A cold cache changes step 6 to a registry fetch:

HEAD https://index.mochi.dev/mochi/strings → ETag verify
GET https://index.mochi.dev/mochi/strings → version manifest line-delimited JSON
GET https://blobs.mochi.dev/<blake3-hex> → tarball
verify BLAKE3 matches manifest → ok
extract to cache → ok
verify Sigstore bundle → ok

8. Backwards compatibility matrix

Pre-MEP-57 program shapePost-MEP-57 behaviour
Single file, no manifestUnchanged. Runs.
Path imports only, no manifestUnchanged. Runs.
FFI imports, no manifestUnchanged. Runs. mochi get still delegates to go mod tidy.
Path imports + go.mod discoveryUnchanged. The go.mod walk still works for FFI bootstrap.
Examples in examples/v0.7/Unchanged. None of them declare scoped imports.
Scoped imports, no manifestRaise M057_NO_MANIFEST with a "did you forget mochi init?" hint.
Scoped imports + manifestResolve through the new pipeline.
Mixed shapes in one fileMixed shapes are fine: each resolver handles its own subset.

9. Editor and tooling surface

The new specifier shapes need editor support in three places:

  1. Syntax highlight: scoped specifiers are tagged as string.literal.package.mochi so themes can colour them distinctly.
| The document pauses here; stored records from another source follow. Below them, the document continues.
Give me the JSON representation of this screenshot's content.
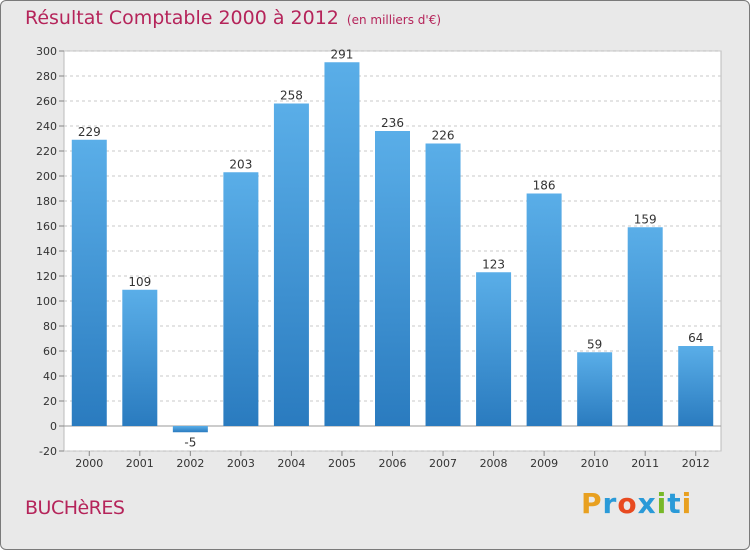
{
  "chart_data": {
    "type": "bar",
    "title": "Résultat Comptable 2000 à 2012",
    "subtitle": "(en milliers d'€)",
    "categories": [
      "2000",
      "2001",
      "2002",
      "2003",
      "2004",
      "2005",
      "2006",
      "2007",
      "2008",
      "2009",
      "2010",
      "2011",
      "2012"
    ],
    "values": [
      229,
      109,
      -5,
      203,
      258,
      291,
      236,
      226,
      123,
      186,
      59,
      159,
      64
    ],
    "ylim": [
      -20,
      300
    ],
    "yticks": [
      -20,
      0,
      20,
      40,
      60,
      80,
      100,
      120,
      140,
      160,
      180,
      200,
      220,
      240,
      260,
      280,
      300
    ],
    "grid": true,
    "bar_color_top": "#5aaee8",
    "bar_color_bottom": "#2a7bbf"
  },
  "commune": "BUCHèRES",
  "logo": {
    "letters": [
      "P",
      "r",
      "o",
      "x",
      "i",
      "t",
      "i"
    ],
    "colors": [
      "#e8a020",
      "#2a9ad8",
      "#e84a20",
      "#2a9ad8",
      "#78b828",
      "#2a9ad8",
      "#e8a020"
    ]
  }
}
Path specifiers stay string.literal.path.mochi.
  2. Hover info: hovering over a scoped specifier shows the resolved version (from lockfile) and registry URL.
  3. Go-to-definition: jumps to the cached source under ~/.cache/mochi/registry/....

LSP additions are minimal: the existing textDocument/definition, textDocument/hover, and textDocument/documentLink are reused. The language server learns to read mochi.toml and mochi.lock and to dispatch on specifier shape.

The CLI surface (mochi new, mochi add, mochi tree, mochi why, ...) is in MEP-57 §10.